54% - The percentage of 5-on-5 goals against (not including empty net goals) that Chris Kreider has been on the ice for. The Rangers have given up 13 such goals since Kreider joined the lineup and Kreider has been on the ice for 7 of them. And he's managed to do it with a TOI/60 of just 11.41 through 12 games and a 73.8% offensive zone start ratio. Talented kid, but the Kreider hype might have been a bit premature.
4.07 - Dustin Penner's points per 60 minutes at 5-on-5 through the first two rounds of the playoffs, the highest of any player remaining in the playoffs and more than triple his regular season average of 1.25.
10 - The number of points Dustin Penner needs in order to equal his entire regular season production. Not to pick on Penner too much, but if the Kings reach the Stanley Cup Finals Penner has a very real chance of surpassing his season totals.
4 - The number of Phoenix Coyotes with a positive Corsi On rating. Marc-Antoine Pouliot and Gilbert Brule, two former Oilers who have become NHL journeymen, lead the way with Corsi ratings of 15.65 and 14.94, shredding the easy minutes. Daymond Langkow (3.27) and Kyle Chichura (0.69) are the other two. The Coyotes' Fenwick scores tells more or less the same story, so it's not like they're just blocking a ton of shots. With numbers like that it's pretty amazing that this team is in the conference finals.
94.7% - Jonathan Quick's overall save percentage. As if that wasn't impressive enough on its own, it's also his shorthanded save percentage. Wowsers. Mike Smith sports a .946 save percentage both overall and on the penalty kill too.
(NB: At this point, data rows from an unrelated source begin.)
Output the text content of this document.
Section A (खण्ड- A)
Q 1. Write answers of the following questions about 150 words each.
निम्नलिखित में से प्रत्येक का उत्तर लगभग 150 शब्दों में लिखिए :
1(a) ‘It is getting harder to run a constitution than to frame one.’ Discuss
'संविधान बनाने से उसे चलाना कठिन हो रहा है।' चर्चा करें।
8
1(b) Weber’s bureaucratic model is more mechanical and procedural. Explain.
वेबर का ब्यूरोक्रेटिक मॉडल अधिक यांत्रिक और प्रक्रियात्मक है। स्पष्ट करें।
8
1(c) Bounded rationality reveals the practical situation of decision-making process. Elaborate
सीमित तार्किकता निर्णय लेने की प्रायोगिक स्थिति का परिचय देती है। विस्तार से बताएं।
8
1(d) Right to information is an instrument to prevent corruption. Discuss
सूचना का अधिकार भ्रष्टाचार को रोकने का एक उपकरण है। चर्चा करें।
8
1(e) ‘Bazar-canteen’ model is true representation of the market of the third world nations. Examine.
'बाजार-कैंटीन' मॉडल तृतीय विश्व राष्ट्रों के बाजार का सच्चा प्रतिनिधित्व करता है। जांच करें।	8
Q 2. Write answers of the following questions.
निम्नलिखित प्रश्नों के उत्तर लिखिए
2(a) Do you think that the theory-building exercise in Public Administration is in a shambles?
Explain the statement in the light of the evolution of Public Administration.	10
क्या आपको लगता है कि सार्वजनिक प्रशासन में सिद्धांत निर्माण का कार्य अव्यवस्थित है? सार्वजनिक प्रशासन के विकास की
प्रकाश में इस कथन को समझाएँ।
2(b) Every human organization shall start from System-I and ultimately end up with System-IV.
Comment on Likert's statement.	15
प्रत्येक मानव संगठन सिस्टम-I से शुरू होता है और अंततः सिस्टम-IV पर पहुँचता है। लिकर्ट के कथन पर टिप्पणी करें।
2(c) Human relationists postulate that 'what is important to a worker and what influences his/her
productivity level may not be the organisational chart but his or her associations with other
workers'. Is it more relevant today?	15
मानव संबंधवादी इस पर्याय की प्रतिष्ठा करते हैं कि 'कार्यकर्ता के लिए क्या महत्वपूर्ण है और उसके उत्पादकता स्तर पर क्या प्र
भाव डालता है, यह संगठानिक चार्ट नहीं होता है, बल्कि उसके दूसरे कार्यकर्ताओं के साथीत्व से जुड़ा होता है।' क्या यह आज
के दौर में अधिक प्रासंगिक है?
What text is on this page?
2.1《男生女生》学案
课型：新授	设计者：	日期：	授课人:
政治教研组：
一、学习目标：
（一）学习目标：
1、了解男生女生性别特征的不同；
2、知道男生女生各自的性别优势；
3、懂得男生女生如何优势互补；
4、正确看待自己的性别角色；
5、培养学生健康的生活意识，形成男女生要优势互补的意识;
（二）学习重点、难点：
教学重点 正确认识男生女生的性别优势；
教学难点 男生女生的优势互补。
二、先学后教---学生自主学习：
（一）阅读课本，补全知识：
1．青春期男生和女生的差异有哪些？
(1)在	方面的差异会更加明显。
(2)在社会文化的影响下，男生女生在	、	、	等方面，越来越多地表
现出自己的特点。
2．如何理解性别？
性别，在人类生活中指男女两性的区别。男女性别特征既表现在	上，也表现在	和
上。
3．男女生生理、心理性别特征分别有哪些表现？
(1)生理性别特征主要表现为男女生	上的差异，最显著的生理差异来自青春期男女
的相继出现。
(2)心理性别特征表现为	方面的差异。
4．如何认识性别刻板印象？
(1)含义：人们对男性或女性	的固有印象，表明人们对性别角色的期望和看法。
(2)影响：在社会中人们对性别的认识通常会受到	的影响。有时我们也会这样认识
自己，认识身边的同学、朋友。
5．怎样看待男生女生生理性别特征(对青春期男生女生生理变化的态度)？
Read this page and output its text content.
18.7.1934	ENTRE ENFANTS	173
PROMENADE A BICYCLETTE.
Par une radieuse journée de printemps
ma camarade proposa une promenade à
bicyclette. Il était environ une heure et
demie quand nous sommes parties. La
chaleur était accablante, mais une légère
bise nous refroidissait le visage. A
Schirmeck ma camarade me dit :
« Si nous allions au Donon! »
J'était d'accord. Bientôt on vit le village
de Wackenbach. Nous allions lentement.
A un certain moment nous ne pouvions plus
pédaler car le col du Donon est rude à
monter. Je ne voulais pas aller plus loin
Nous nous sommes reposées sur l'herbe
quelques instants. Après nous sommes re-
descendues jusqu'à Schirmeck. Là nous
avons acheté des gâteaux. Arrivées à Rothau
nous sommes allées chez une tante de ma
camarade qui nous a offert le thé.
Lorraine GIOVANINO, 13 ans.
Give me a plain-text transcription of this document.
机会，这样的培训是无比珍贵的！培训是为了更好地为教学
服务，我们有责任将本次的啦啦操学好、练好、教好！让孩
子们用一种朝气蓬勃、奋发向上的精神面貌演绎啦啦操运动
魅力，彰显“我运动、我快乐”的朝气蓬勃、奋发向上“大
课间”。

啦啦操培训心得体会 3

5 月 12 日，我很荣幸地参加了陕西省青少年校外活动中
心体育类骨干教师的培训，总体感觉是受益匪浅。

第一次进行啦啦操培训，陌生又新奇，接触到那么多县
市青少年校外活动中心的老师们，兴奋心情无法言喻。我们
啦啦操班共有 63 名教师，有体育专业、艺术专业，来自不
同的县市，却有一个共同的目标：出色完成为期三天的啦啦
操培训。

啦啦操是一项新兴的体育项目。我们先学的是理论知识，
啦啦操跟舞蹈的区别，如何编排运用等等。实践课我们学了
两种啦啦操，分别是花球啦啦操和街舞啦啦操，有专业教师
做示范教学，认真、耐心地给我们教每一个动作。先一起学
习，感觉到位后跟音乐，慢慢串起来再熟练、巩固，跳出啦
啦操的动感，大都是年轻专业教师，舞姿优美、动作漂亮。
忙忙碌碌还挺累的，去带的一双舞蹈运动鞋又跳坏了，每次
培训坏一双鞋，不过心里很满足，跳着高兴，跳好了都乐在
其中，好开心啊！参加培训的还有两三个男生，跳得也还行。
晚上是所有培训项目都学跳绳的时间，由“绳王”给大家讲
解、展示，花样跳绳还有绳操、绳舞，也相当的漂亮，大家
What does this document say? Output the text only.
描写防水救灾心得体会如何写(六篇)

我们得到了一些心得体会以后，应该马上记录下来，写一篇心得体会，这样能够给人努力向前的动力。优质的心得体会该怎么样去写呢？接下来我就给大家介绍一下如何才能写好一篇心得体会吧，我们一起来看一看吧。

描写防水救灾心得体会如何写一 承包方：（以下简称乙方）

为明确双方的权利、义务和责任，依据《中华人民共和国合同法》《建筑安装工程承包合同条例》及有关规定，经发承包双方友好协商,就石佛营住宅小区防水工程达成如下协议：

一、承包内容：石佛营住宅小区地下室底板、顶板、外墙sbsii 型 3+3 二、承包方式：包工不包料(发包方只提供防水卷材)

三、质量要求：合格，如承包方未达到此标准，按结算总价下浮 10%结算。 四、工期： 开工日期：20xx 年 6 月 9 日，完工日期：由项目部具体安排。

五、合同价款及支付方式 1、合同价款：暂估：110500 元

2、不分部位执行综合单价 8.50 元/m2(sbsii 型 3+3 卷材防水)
The only goalie better than them was Cory Schneider, who somehow managed to lose two out of the three games he started despite only letting in four goals.
8.6 - The amount of time per game that the L.A. Kings spent playing 5-on-4, over 12% more than the next closest team. The Kings' opponent in round 3, the Phoenix Coyotes, average just 5.1 minutes/game at 5-on-4.
8.6 - Roman Hamrlik's relative corsi rating, best among Capitals' defensemen. Hamrlik was on the ice for 11 goals for at even strength compared to just 3 goals against. Hamrlik's only been playing second tough competition and second tough zone starts, and yeah his PDO is pretty high, but c'mon...the old man's still got it.